Today we are at a point where Turkish state officers mention the “Kurdish question” openly, and both the PKK and the Turkish state are about to explain their “road maps” for a solution to the problem. In the past, there were occasions when we all felt so close to the solution. Each time, the “Turkish deep state” and the “deep PKK” found a way to sabotage the whole process. Today, because of the Ergenekon case, we are in a more advantageous situation. At least one “party” has fewer options to sabotage the “process.” But what is this process? Does it include an open confrontation with our past? Does it include both Turks and Kurds questioning taboos? Will it lead us to confront older and deeper wounds in our past, like the Armenian tragedy, which was created by Turks and Kurds together?
My observation is that no one in Turkey is ready for this kind of confrontation. Instead, everyone waits for “the other” to accept their responsibility without sacrificing anything. I strongly believe that if we do not confront this ugly past, if we do not open our hearts to the human suffering, no “solution” will be long lasting.
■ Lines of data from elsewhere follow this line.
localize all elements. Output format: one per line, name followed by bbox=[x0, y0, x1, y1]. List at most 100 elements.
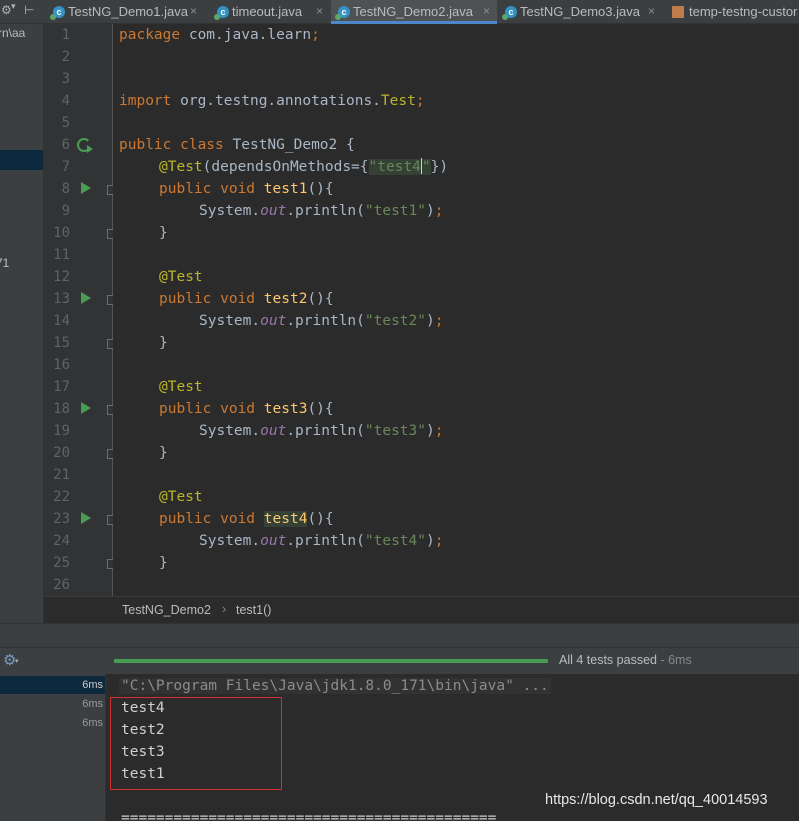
method-parens: (){ bbox=[307, 291, 334, 307]
system-class: System. bbox=[199, 423, 261, 439]
close-paren: ) bbox=[426, 533, 435, 549]
close-paren: ) bbox=[426, 313, 435, 329]
java-class-icon: c bbox=[335, 6, 350, 20]
console-separator: ========================================… bbox=[121, 810, 497, 821]
close-icon[interactable]: × bbox=[316, 4, 323, 18]
java-class-icon: c bbox=[50, 6, 65, 20]
project-path-text[interactable]: rn\aa bbox=[0, 26, 25, 40]
keyword: public bbox=[159, 181, 212, 197]
println-call: .println( bbox=[286, 203, 365, 219]
line-number: 21 bbox=[53, 467, 70, 483]
line-number: 4 bbox=[61, 93, 70, 109]
test-progress-bar bbox=[114, 659, 548, 663]
import-path: org.testng.annotations. bbox=[171, 93, 381, 109]
string-literal: "test4" bbox=[364, 533, 426, 549]
tab-temp-testng-custom[interactable]: temp-testng-custor bbox=[664, 0, 799, 24]
close-paren: ) bbox=[426, 203, 435, 219]
code-line-method-test3: public void test3(){ bbox=[159, 398, 334, 420]
close-icon[interactable]: × bbox=[190, 4, 197, 18]
semicolon: ; bbox=[434, 423, 444, 439]
breadcrumb: TestNG_Demo2 › test1() bbox=[44, 596, 799, 623]
test-tree-row[interactable]: 6ms bbox=[0, 676, 105, 694]
panel-splitter[interactable] bbox=[0, 623, 799, 647]
run-class-icon[interactable] bbox=[77, 138, 93, 153]
run-test-icon[interactable] bbox=[81, 402, 91, 414]
breadcrumb-class[interactable]: TestNG_Demo2 bbox=[122, 603, 211, 617]
depends-value: test4 bbox=[377, 159, 421, 175]
code-line-class-decl: public class TestNG_Demo2 { bbox=[119, 134, 355, 156]
code-line-depends-annotation: @Test(dependsOnMethods={"test4"}) bbox=[159, 156, 448, 178]
tab-testng-demo3[interactable]: c TestNG_Demo3.java × bbox=[498, 0, 662, 24]
line-number: 19 bbox=[53, 423, 70, 439]
close-icon[interactable]: × bbox=[648, 4, 655, 18]
semicolon: ; bbox=[311, 27, 320, 43]
line-number: 3 bbox=[61, 71, 70, 87]
close-paren: ) bbox=[426, 423, 435, 439]
println-call: .println( bbox=[286, 423, 365, 439]
code-line-close-brace: } bbox=[159, 225, 168, 241]
println-call: .println( bbox=[286, 533, 365, 549]
project-panel: rn\aa 71 bbox=[0, 24, 44, 623]
run-test-icon[interactable] bbox=[81, 182, 91, 194]
annotation-args-close: }) bbox=[430, 159, 449, 175]
xml-file-icon bbox=[672, 6, 684, 18]
test-status: All 4 tests passed - 6ms bbox=[559, 653, 692, 667]
method-name: test1 bbox=[263, 181, 308, 197]
code-line-annotation: @Test bbox=[159, 489, 203, 505]
test-tree-row[interactable]: 6ms bbox=[0, 714, 105, 732]
keyword: public bbox=[159, 291, 212, 307]
line-number: 22 bbox=[53, 489, 70, 505]
project-selected-row[interactable] bbox=[0, 150, 43, 170]
line-number: 7 bbox=[61, 159, 70, 175]
semicolon: ; bbox=[434, 313, 444, 329]
project-item-text[interactable]: 71 bbox=[0, 256, 9, 270]
test-duration: 6ms bbox=[82, 698, 103, 710]
annotation: @Test bbox=[159, 159, 203, 175]
breadcrumb-method[interactable]: test1() bbox=[236, 603, 271, 617]
tab-testng-demo1[interactable]: c TestNG_Demo1.java × bbox=[46, 0, 204, 24]
line-number: 23 bbox=[53, 511, 70, 527]
editor-tab-bar: ⚙ ▾ ⊢ c TestNG_Demo1.java × c timeout.ja… bbox=[0, 0, 799, 24]
method-name: test2 bbox=[263, 291, 308, 307]
semicolon: ; bbox=[434, 203, 444, 219]
method-name-highlighted: test4 bbox=[263, 511, 308, 527]
line-number: 14 bbox=[53, 313, 70, 329]
test-duration: 6ms bbox=[82, 717, 103, 729]
keyword: public bbox=[119, 137, 172, 153]
method-name: test3 bbox=[263, 401, 308, 417]
console-command: "C:\Program Files\Java\jdk1.8.0_171\bin\… bbox=[119, 678, 551, 694]
println-call: .println( bbox=[286, 313, 365, 329]
tab-timeout[interactable]: c timeout.java × bbox=[210, 0, 330, 24]
test-status-text: All 4 tests passed bbox=[559, 653, 657, 667]
tab-label: timeout.java bbox=[232, 4, 303, 19]
code-line-annotation: @Test bbox=[159, 379, 203, 395]
test-tree-row[interactable]: 6ms bbox=[0, 695, 105, 713]
chevron-down-icon[interactable]: ▾ bbox=[15, 657, 19, 665]
keyword: class bbox=[171, 137, 224, 153]
run-toolbar: ⚙ ▾ All 4 tests passed - 6ms bbox=[0, 647, 799, 674]
line-number: 10 bbox=[53, 225, 70, 241]
line-number: 8 bbox=[61, 181, 70, 197]
breadcrumb-separator: › bbox=[222, 602, 227, 616]
collapse-icon[interactable]: ⊢ bbox=[24, 3, 34, 17]
run-test-icon[interactable] bbox=[81, 292, 91, 304]
java-class-icon: c bbox=[214, 6, 229, 20]
tab-testng-demo2[interactable]: c TestNG_Demo2.java × bbox=[331, 0, 497, 24]
run-test-icon[interactable] bbox=[81, 512, 91, 524]
semicolon: ; bbox=[415, 93, 425, 109]
close-icon[interactable]: × bbox=[483, 4, 490, 18]
string-literal: "test1" bbox=[364, 203, 426, 219]
line-number: 20 bbox=[53, 445, 70, 461]
tab-label: temp-testng-custor bbox=[689, 4, 798, 19]
code-line-close-brace: } bbox=[159, 335, 168, 351]
keyword: void bbox=[211, 401, 256, 417]
line-number: 26 bbox=[53, 577, 70, 593]
chevron-down-icon[interactable]: ▾ bbox=[11, 2, 16, 12]
line-number: 18 bbox=[53, 401, 70, 417]
quote: " bbox=[421, 159, 431, 175]
out-field: out bbox=[260, 533, 287, 549]
keyword: void bbox=[211, 511, 256, 527]
string-literal: "test2" bbox=[364, 313, 426, 329]
line-number: 1 bbox=[61, 27, 70, 43]
tab-label: TestNG_Demo2.java bbox=[353, 4, 473, 19]
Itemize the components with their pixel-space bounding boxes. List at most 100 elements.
If Kurds do not open their hearts to PKK members who were tortured and killed by the PKK or the Turkish victims of terror created by this organization, likewise if Turks fail to understand the pain and suffering of Kurdish villagers who were wrested from their very roots, we cannot solve anything. This is the first level. At the second level, we need a deeper understanding. Both Turks and Kurds need to confront the Armenian tragedy, which they created together. If Kurds start to understand this tragedy, they will get rid of the illusion that they are the only people who ever suffered in Anatolia. If they understand the Armenian tragedy, and how Kurds were used by the deep state then, they would be much more humble, much less nationalist. We need to question many things. Every answer will lead to other questions. This is a process full of pain. Is anyone ready for that much deep questioning? I don’t think so. Unless we engage this kind of questioning, we will inevitably end up with shallow “solutions” which will not be long lasting. If we had understood the Armenian tragedy, we would not have become mired in the Kurdish question. Unless we question our past, some people will try to restore the “deep state” once again, some people will try to re-establish the PKK sometime in the future. Everything depends on severing the moral bases of these terrible structures, and this depends on an open confrontation with everything in the past. Can we start?